Marion Starkey and her “slave voodoo” assertion would have done well to review this testimony. Though Tituba is being figured as other in the course of this testimony, as someone who belongs to another country, Tituba is confessing here to practicing English witchcraft, which she learned only upon her arrival in New England.

9
.
The Proctors, John and Elizabeth, lionized in
The Crucible
, whose servant Mary Warren would shortly join the ranks of the afflicted, and who later would be accused themselves.

10
.
Another shift in point of view as Jonathan Corwin slips into his own voice to describe the behavior of the afflicted girls while Tituba is talking.
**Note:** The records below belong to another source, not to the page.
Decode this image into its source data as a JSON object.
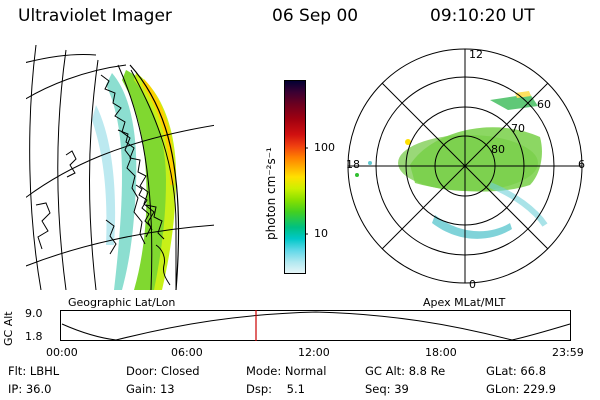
{
  "header": {
    "instrument": "Ultraviolet Imager",
    "date": "06 Sep 00",
    "time": "09:10:20 UT"
  },
  "left_panel": {
    "caption": "Geographic Lat/Lon"
  },
  "right_panel": {
    "caption": "Apex MLat/MLT",
    "mlt_labels": [
      "12",
      "18",
      "6",
      "0"
    ],
    "lat_labels": [
      "60",
      "70",
      "80"
    ]
  },
  "colorbar": {
    "unit_label": "photon cm⁻²s⁻¹",
    "ticks": [
      "100",
      "10"
    ],
    "colors": [
      "#000033",
      "#3a0033",
      "#6a0020",
      "#a00010",
      "#d01010",
      "#f04010",
      "#ff8000",
      "#ffb000",
      "#ffe000",
      "#ccf000",
      "#88e000",
      "#44d020",
      "#00c080",
      "#00c8c8",
      "#60d8e8",
      "#b0e8f0",
      "#e8f6f8"
    ]
  },
  "altitude_plot": {
    "ylabel": "GC Alt",
    "yticks": [
      "9.0",
      "1.8"
    ],
    "xticks": [
      "00:00",
      "06:00",
      "12:00",
      "18:00",
      "23:59"
    ],
    "marker_color": "#cc0000"
  },
  "info": {
    "rows": [
      [
        "Flt: LBHL",
        "Door: Closed",
        "Mode: Normal",
        "GC Alt: 8.8 Re",
        "GLat:  66.8"
      ],
      [
        "IP: 36.0",
        "Gain: 13",
        "Dsp:    5.1",
        "Seq: 39",
        "GLon: 229.9"
      ]
    ]
  }
}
Tituba is asked who is hurting them, and she accuses Sarah Good, which the children confirm.

11
.
Transcribed from an image of the original document in the University of Virginia’s online Salem Witch Trials Documentary Archive and Transcription Project. http://salem.lib.virginia.edu/archives/NYPL/ LARGE/NYPL04A.jpg.

12
.
The two examinations taken down by Jonathan Corwin occur one day apart. The first will strike a reader as largely similar, with only a few shifts in descriptive detail, to the foregoing account by court reporter Ezekiel Cheever. Many of the examinations were recorded simultaneously by different people, usually Cheever or Samuel Parris himself. The difference between the two examinations transcribed by Corwin will at first appear subtle, but on closer examination the substance of Tituba’s confession, and the opening that it creates for a conspiracy, will become clear. Jonathan Corwin’s house is still standing, and is operated as a museum in Salem. Called the Witch House, even though no accused witches lived there, Corwin’s house is the only extant physical structure in modern-day Salem with a legitimate tie to the witch trials.

13
.
Tituba’s seeming pining for fine things is a poignant detail. One is reminded of Reginald Scot’s complaint that too many of the people accused as witches, whom one would expect to have bartered away their souls in exchange for fine things and ease from labor, are instead impoverished people with nothing to show for their supposed diabolical covenant.